Langner Robert, Rottschy Claudia, Laird Angela R, Fox Peter T, Eickhoff Simon B
Institute of Clinical Neuroscience & Medical Psychology, Heinrich Heine University Düsseldorf, Düsseldorf, Germany; Institute of Neuroscience and Medicine (INM-1), Research Centre Jülich, Jülich, Germany.
Institute of Neuroscience and Medicine (INM-1), Research Centre Jülich, Jülich, Germany; Department of Psychiatry, Psychotherapy and Psychosomatics, RWTH Aachen University, Aachen, Germany.
Neuroimage. 2014 Oct 1;99:559-70. doi: 10.1016/j.neuroimage.2014.06.007. Epub 2014 Jun 16.
Co-activation of distinct brain regions is a measure of functional interaction, or connectivity, between those regions. The co-activation pattern of a given region can be investigated using seed-based activation likelihood estimation meta-analysis of functional neuroimaging data stored in databases such as BrainMap. This method reveals inter-regional functional connectivity by determining brain regions that are consistently co-activated with a given region of interest (the "seed") across a broad range of experiments. In current implementations of this meta-analytic connectivity modeling (MACM), significant spatial convergence (i.e. consistent co-activation) is distinguished from noise by comparing it against an unbiased null-distribution of random spatial associations between experiments according to which all gray-matter voxels have the same chance of convergence. As the a priori probability of finding activation in different voxels markedly differs across the brain, computing such a quasi-rectangular null-distribution renders the detection of significant convergence more likely in those voxels that are frequently activated. Here, we propose and test a modified MACM approach that takes this activation frequency bias into account. In this new specific co-activation likelihood estimation (SCALE) algorithm, a null-distribution is generated that reflects the base rate of reporting activation in any given voxel and thus equalizes the a priori chance of finding across-study convergence in each voxel of the brain. Using four exemplary seed regions (right visual area V4, left anterior insula, right intraparietal sulcus, and subgenual cingulum), our tests corroborated the enhanced specificity of the modified algorithm, indicating that SCALE may be especially useful for delineating distinct core networks of co-activation.

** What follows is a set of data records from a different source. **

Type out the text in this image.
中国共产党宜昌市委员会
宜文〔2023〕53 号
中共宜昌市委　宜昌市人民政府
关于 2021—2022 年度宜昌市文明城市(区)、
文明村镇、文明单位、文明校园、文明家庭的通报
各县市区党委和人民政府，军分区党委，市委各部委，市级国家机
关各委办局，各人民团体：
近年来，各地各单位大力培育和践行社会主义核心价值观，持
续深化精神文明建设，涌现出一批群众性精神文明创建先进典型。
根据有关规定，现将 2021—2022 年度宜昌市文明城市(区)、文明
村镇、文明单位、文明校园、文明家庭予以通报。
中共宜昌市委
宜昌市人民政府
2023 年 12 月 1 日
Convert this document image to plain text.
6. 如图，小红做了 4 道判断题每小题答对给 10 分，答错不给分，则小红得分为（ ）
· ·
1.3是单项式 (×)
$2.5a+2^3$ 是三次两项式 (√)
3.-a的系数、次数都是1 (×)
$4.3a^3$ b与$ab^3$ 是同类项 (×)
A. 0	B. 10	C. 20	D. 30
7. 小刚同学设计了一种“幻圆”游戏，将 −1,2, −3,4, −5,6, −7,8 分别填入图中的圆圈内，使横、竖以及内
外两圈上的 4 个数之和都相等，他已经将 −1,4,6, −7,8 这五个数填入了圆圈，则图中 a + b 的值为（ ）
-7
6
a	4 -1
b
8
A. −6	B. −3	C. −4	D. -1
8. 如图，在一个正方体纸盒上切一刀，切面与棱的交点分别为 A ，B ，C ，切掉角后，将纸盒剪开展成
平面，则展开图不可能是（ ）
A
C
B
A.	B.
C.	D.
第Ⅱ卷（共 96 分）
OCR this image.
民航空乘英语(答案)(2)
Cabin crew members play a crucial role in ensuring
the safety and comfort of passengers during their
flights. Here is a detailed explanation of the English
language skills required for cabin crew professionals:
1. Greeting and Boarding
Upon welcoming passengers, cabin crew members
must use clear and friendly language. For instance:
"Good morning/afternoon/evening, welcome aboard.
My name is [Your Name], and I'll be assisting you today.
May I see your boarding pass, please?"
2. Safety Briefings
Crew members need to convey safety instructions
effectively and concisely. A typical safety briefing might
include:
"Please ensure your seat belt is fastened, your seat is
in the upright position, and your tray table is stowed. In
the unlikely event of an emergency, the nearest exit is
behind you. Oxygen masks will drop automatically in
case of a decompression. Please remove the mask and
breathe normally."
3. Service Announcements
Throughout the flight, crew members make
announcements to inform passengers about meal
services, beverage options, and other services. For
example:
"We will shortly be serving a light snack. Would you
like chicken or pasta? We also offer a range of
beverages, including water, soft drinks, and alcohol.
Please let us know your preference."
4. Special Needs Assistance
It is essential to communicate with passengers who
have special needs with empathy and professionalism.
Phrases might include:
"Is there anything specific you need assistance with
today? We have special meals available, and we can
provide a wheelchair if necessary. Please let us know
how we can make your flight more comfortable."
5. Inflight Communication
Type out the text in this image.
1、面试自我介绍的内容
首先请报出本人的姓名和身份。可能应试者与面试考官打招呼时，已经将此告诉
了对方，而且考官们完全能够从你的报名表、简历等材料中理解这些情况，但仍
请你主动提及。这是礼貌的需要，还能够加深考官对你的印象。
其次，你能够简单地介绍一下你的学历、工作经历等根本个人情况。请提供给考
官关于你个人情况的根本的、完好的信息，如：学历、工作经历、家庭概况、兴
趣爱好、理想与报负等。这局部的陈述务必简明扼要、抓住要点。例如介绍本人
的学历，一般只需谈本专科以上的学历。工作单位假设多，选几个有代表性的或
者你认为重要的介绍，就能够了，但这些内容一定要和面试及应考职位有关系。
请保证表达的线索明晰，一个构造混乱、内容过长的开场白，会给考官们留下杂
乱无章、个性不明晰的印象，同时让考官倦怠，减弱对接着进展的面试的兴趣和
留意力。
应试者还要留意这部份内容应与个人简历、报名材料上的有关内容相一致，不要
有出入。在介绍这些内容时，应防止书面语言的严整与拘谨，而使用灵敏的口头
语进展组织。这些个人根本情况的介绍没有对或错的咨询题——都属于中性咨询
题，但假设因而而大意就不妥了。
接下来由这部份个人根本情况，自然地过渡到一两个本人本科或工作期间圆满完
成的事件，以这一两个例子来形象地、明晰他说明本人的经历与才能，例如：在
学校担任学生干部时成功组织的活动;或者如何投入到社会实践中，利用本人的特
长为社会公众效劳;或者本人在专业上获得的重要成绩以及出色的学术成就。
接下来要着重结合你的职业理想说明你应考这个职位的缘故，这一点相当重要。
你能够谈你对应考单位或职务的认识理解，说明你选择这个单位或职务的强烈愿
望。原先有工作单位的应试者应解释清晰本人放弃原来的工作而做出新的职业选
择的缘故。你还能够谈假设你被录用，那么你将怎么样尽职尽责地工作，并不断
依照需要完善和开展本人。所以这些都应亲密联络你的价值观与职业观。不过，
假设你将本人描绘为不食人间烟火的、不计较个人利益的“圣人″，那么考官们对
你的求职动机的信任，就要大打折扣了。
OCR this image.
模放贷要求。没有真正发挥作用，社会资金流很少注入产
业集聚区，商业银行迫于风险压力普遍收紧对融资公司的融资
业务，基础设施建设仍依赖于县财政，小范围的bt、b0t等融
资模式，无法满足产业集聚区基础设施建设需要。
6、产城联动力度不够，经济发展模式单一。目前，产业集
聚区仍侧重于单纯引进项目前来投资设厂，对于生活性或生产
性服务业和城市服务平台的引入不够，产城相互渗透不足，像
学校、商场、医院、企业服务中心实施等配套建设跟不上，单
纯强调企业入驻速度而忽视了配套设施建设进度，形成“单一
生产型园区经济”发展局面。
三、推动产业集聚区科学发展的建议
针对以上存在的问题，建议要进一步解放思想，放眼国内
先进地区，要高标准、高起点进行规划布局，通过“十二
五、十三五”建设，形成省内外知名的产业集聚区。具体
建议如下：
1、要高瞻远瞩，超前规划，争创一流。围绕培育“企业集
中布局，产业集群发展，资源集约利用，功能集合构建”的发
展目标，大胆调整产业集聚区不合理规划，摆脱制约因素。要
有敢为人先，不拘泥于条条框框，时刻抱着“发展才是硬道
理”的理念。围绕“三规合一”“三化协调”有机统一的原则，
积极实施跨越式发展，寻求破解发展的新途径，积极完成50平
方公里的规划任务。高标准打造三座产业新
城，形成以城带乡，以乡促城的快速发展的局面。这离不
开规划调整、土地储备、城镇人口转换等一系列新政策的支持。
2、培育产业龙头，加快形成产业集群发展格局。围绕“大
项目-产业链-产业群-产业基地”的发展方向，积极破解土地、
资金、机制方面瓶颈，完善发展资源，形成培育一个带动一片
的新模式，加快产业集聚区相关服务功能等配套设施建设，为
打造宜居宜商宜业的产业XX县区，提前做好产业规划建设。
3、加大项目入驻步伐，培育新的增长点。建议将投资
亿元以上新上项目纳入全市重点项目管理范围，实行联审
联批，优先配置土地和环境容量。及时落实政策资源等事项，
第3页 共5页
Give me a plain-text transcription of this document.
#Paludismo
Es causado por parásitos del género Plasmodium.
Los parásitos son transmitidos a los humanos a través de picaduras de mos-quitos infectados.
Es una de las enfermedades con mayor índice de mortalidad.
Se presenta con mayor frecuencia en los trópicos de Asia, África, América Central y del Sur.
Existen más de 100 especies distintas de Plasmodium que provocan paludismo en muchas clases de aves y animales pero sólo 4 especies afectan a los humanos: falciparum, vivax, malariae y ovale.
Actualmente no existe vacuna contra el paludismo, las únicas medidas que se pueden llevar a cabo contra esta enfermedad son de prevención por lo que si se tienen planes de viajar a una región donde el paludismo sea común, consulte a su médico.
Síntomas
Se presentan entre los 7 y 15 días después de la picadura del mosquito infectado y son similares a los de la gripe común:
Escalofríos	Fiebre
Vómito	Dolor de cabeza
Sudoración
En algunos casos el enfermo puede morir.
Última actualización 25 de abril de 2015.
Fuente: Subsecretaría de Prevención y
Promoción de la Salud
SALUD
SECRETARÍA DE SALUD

不同脑区的共同激活是这些脑区之间功能相互作用或连接性的一种度量。可以使用基于种子的激活似然估计元分析来研究给定脑区的共同激活模式,该分析针对存储在诸如BrainMap等数据库中的功能神经影像数据进行。这种方法通过确定在广泛的实验中与给定感兴趣区域(“种子”)持续共同激活的脑区,揭示区域间的功能连接性。在这种元分析连接性建模(MACM)的当前实现中,通过将显著的空间收敛(即一致的共同激活)与实验之间随机空间关联的无偏零分布进行比较,来区分它与噪声,根据该零分布,所有灰质体素具有相同的收敛机会。由于在大脑中不同体素中发现激活的先验概率明显不同,计算这样一个近似矩形的零分布使得在那些频繁激活的体素中更有可能检测到显著的收敛。在这里,我们提出并测试了一种改进的MACM方法,该方法考虑了这种激活频率偏差。在这种新的特定共同激活似然估计(SCALE)算法中,生成了一个零分布,该分布反映了在任何给定体素中报告激活的基础率,从而均衡了在大脑每个体素中发现跨研究收敛的先验机会。使用四个示例性种子区域(右侧视觉区域V4、左侧前脑岛、右侧顶内沟和膝下扣带),我们的测试证实了改进算法的特异性增强,表明SCALE可能对于描绘不同的共同激活核心网络特别有用。